Documents -> Split -> [Chunks] -> LLM -> Generate [Temporary next sentences] -> Combine Search results -> Retrieve [Relevant Docs] <- User Query
Here the authors propose anticipating relevant completions by generating a temporary next sentence, using it as a query to retrieve relevant documents, and then regenerating the next sentence conditioning on the retrieved documents.

10. Agentic RAG workflows

Agents that have access to tools, including but not limited to vector indexes or search APIs can dynamically select, use, and compile results based on workflows that are dynamic.
Query -> LLM selects tool(s) -> Send input to [tools] -> Receive response from [tools] -> LLM plans and loops -> LLM generates final Answer
The tool used here can be a vector index (see how to use Agents with Bedrock Knowledge bases here - https://docs.aws.amazon.com/bedrock/latest/userguide/agents-kb-add.html).
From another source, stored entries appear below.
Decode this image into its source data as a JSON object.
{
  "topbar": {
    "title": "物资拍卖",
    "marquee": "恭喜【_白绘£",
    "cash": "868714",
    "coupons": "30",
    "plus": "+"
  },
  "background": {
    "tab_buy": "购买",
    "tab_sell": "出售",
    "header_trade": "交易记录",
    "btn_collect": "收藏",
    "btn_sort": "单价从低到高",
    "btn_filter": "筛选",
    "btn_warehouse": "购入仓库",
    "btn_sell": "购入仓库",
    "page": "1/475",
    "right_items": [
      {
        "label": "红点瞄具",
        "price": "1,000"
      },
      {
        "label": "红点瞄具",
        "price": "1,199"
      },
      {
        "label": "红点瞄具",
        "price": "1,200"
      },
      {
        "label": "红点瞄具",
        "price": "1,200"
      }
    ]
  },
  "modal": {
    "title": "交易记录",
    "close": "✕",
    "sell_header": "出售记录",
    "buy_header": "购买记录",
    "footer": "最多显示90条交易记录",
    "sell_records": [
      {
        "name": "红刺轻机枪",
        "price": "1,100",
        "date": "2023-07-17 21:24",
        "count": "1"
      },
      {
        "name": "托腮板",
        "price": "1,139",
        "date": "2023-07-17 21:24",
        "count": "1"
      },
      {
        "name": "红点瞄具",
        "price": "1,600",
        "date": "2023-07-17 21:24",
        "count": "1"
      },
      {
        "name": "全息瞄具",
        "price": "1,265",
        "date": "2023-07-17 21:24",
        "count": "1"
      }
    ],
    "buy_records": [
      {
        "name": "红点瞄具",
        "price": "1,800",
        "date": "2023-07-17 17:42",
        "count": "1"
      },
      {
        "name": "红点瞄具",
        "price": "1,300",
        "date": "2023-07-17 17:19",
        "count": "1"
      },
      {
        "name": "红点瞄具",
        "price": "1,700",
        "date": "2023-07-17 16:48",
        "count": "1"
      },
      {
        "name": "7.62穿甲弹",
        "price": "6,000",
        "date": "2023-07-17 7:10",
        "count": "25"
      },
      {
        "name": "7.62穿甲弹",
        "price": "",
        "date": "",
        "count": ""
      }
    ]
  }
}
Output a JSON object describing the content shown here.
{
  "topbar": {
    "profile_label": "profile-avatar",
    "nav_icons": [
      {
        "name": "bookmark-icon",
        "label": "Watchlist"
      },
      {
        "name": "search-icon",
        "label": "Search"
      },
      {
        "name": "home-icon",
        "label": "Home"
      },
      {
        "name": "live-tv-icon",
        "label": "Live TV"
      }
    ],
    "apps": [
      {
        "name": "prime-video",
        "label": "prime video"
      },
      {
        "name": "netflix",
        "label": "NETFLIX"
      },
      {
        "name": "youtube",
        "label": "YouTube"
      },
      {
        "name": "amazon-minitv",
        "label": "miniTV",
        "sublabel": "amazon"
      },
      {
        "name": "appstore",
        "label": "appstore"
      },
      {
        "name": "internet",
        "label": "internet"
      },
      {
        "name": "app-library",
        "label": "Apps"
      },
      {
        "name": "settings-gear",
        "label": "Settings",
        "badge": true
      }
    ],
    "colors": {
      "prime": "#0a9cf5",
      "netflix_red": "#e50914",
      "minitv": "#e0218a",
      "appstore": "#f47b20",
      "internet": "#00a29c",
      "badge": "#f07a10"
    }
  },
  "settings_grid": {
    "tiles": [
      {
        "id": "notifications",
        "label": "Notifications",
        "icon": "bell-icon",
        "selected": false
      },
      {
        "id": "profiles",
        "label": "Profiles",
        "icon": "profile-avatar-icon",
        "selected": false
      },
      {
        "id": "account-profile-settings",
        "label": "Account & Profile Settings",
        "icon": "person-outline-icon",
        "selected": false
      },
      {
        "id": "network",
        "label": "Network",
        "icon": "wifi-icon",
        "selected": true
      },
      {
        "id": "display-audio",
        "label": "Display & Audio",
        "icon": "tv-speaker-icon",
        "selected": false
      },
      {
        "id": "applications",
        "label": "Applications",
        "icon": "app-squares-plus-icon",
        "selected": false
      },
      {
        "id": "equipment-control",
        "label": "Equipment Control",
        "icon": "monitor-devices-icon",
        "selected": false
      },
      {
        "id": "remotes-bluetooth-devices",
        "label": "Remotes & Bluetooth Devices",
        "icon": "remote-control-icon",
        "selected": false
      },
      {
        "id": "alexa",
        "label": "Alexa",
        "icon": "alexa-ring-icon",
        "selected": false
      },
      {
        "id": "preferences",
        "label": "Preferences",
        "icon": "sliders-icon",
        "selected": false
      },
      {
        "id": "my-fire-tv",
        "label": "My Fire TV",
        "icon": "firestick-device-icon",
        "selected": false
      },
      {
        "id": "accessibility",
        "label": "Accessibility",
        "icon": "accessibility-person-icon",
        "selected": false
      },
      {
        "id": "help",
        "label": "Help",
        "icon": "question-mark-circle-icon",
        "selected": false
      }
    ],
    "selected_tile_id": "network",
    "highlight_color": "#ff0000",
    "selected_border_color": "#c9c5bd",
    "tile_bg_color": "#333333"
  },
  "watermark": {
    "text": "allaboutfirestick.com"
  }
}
Now, here is a picture to show how different questions can result in different, dynamically generated agent traces in an agentic RAG system:
source - https://arxiv.org/pdf/2312.04511.pdf
There are several variations and implementations of agentic workflows. For example, one popular method is LLM compiler (Integrated with RAG), which can be described as follows:
Query -> Generate Task DAG -> Dispatch [Tasks] -> Unblock Dependent Tasks with Results -> Final Answer
First, the Task DAG is generated to outline the tasks and their interdependencies. Then, tasks are dispatched for parallel execution based on their dependencies. Results are forwarded back to unblock dependent tasks, and once all tasks are executed, the final answer is delivered to the user (source - https://arxiv.org/pdf/2312.04511.pdf).


The proposed shorthand notation offers a simple way to represent and communicate advanced RAG pipelines, enabling researchers and practitioners to effectively share and compare different techniques.
As the field of RAG continues to evolve, with new techniques and approaches emerging, this shorthand notation can help document differences in these methods. I encourage the community to adopt and extend this notation, fostering collaboration and knowledge-sharing within the RAG domain.

Any opinions in this post are those of the individual author and may not reflect the opinions of AWS.